- MiCA’s licensing regime will go live at the end of December.
- Countries will have different levels of strictness.
- That will create opportunities for companies to shop around.
Stablecoin laws have already gone live, but EU countries are scrambling to comply with the rest of the bloc’s new crypto rulebook ahead of deadlines.
The EU’s landmark framework requires that crypto firms like exchanges pick a country in which to apply for a licence. In practice, countries will inevitably have different levels of strictness.
The Markets in Crypto-Assets regulation was designed to introduce a level field across the EU, as national regulators will need to stick to the same set of standards. Once licensed, the crypto asset service providers, or CASPs, can passport their services anywhere in the bloc.
Also, countries are allowed to opt for longer transition periods before enforcing MiCA’s rules. This is known as a grandfathering period.
‘All this may call into question the level of compliance in certain countries.’
— Ernest Lima, XReg Consulting
That creates opportunities for crypto firms to shop around for jurisdictions with lighter rules and less policing capacity, Ernest Lima, a partner at consultancy XReg, told DL News.
“Crypto firms registered or authorised in different EU member states may be subject to different requirements” between January 2025 and July 2026, Lima said.
Due to time and capacity constraints, some local regulators may find it difficult to review applications in time for the deadline, he added.
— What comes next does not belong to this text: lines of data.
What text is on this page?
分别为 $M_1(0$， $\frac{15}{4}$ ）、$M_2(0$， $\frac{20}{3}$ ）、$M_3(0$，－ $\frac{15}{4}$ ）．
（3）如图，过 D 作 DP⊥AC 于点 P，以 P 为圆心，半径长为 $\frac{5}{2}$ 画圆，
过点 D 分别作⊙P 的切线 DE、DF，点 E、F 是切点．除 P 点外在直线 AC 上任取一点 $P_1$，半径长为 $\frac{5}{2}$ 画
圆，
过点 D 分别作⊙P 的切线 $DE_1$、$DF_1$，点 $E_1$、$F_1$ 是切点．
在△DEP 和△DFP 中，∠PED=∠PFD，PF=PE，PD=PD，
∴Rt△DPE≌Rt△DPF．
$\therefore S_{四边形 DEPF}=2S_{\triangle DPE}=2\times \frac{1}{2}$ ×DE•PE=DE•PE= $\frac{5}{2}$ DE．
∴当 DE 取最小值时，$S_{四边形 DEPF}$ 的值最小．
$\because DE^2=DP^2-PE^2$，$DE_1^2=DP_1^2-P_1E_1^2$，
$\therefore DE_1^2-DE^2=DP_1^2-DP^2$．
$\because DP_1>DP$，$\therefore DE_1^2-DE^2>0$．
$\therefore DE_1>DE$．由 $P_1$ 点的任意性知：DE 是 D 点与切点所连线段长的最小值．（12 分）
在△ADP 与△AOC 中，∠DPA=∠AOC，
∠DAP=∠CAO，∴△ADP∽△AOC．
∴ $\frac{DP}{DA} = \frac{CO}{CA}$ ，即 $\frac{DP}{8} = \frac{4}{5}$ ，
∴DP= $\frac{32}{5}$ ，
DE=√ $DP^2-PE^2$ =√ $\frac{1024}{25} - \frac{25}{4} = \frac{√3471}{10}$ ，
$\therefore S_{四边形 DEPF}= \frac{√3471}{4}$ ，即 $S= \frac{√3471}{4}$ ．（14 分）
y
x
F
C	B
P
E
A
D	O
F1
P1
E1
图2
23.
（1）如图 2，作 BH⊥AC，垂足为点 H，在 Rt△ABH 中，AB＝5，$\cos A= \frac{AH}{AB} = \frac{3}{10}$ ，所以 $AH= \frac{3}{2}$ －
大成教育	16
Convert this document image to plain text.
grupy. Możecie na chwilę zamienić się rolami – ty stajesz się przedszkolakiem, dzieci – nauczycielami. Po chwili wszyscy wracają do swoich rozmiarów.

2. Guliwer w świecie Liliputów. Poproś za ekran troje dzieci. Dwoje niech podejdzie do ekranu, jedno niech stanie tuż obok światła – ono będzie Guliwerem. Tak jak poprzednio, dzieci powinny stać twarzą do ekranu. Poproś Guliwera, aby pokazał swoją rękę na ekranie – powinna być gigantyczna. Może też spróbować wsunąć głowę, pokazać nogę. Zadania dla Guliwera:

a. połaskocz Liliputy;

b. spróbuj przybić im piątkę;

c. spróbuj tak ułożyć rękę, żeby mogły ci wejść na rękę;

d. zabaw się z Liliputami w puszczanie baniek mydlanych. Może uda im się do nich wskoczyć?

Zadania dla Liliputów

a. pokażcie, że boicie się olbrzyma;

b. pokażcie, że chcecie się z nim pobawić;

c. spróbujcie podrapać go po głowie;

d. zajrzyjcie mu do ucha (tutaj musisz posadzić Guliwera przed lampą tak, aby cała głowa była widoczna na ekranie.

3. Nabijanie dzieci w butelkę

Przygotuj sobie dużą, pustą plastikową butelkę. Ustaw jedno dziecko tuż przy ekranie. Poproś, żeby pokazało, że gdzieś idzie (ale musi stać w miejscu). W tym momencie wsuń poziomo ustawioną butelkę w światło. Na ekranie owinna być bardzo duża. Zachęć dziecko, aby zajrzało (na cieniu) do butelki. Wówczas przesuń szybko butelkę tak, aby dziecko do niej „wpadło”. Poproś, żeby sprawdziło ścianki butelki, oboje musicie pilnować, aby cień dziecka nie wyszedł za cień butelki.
“Some may not even be well-resourced enough to adequately supervise authorised CASPs,” Lima said.
“All this may call into question the level of compliance in certain countries.”
Firms are already taking advantage of the patchy way in which the MiCA regulations are rolling out across the EU, in a practice known as regulatory arbitrage, Lima said.
Just the beginning
MiCA’s stablecoin laws went live on July 1, marking the beginning of the rollout.
The next phase is MiCA’s licensing regime for crypto businesses — including exchanges, custodians, and investment companies — which will go live on December 30.
While the new rules will be tougher, CASPs registered in one country are allowed to offer their services across the EU27 under MiCA’s “passporting” provisions.
Some countries with easier registration requirements already have a significant number of VASPs on their registers.
Lima said he expects to see the number of CASPs in Europe consolidate significantly, and especially in those countries.
In countries with lighter touch regulators, firms can use a relatively easy registration process as a way of gaining access to Europe.
Lithuania, for instance, has 588 VASPs, compared to Germany with 12, according to recent data from VASPnet.
Transition period
MiCA’s grandfathering period will also affect where firms apply for licences, Lima said.
The grandfathering period is a transition starting December 30, during which companies can transition to the stricter CASP regime.
Countries can give crypto firms up to an additional 18 months from December 30, though the EU securities markets watchdog recommends a 12-month grandfathering period.
In weighing how long to give firms to transition to the CASP regime, countries will have considered “how internally prepared they are to process applications, the gap between MiCA and their existing regime, and the number of firms currently registered in their jurisdictions — all factors that influence the workload associated with the transition,” Lima said.
Some countries have announced their transitions, while others have not, he added.
Among those that have announced:
- France will allow an 18-month ramp-up period. The country already has a MiCA-like regime in place.
- Many countries — including Ireland, Germany, Spain, and Austria — are opting for the recommended 12-month transition.
- Lithuania — which has light-touch anti-money laundering requirements and a large number of registered VASPs — has gone for five months.
- The Netherlands will apply the MiCA regime on 30 December, and is already accepting applications.
Strategies
Crypto businesses are considering different strategies to take advantage of the uneven rollout, Lima said.
Some firms are looking to become compliant as soon as possible — by December 30 — which means they’ll be first to the post in passporting rights and grabbing EU market share.
“Others are opting to progress multiple applications in EU jurisdictions,” he said.
That approach allows a firm to benefit from a transition period in a reputable jurisdiction while they work on a MiCA application.
Still, time is running out, he said — local regulators are gearing up to start the MiCA application process.
“Soon, there will no longer be time to process new applicants.”
Some businesses don’t intend to ever become MiCA compliant, Lima said.
They are choosing instead to run for as long as they can before winding down operations.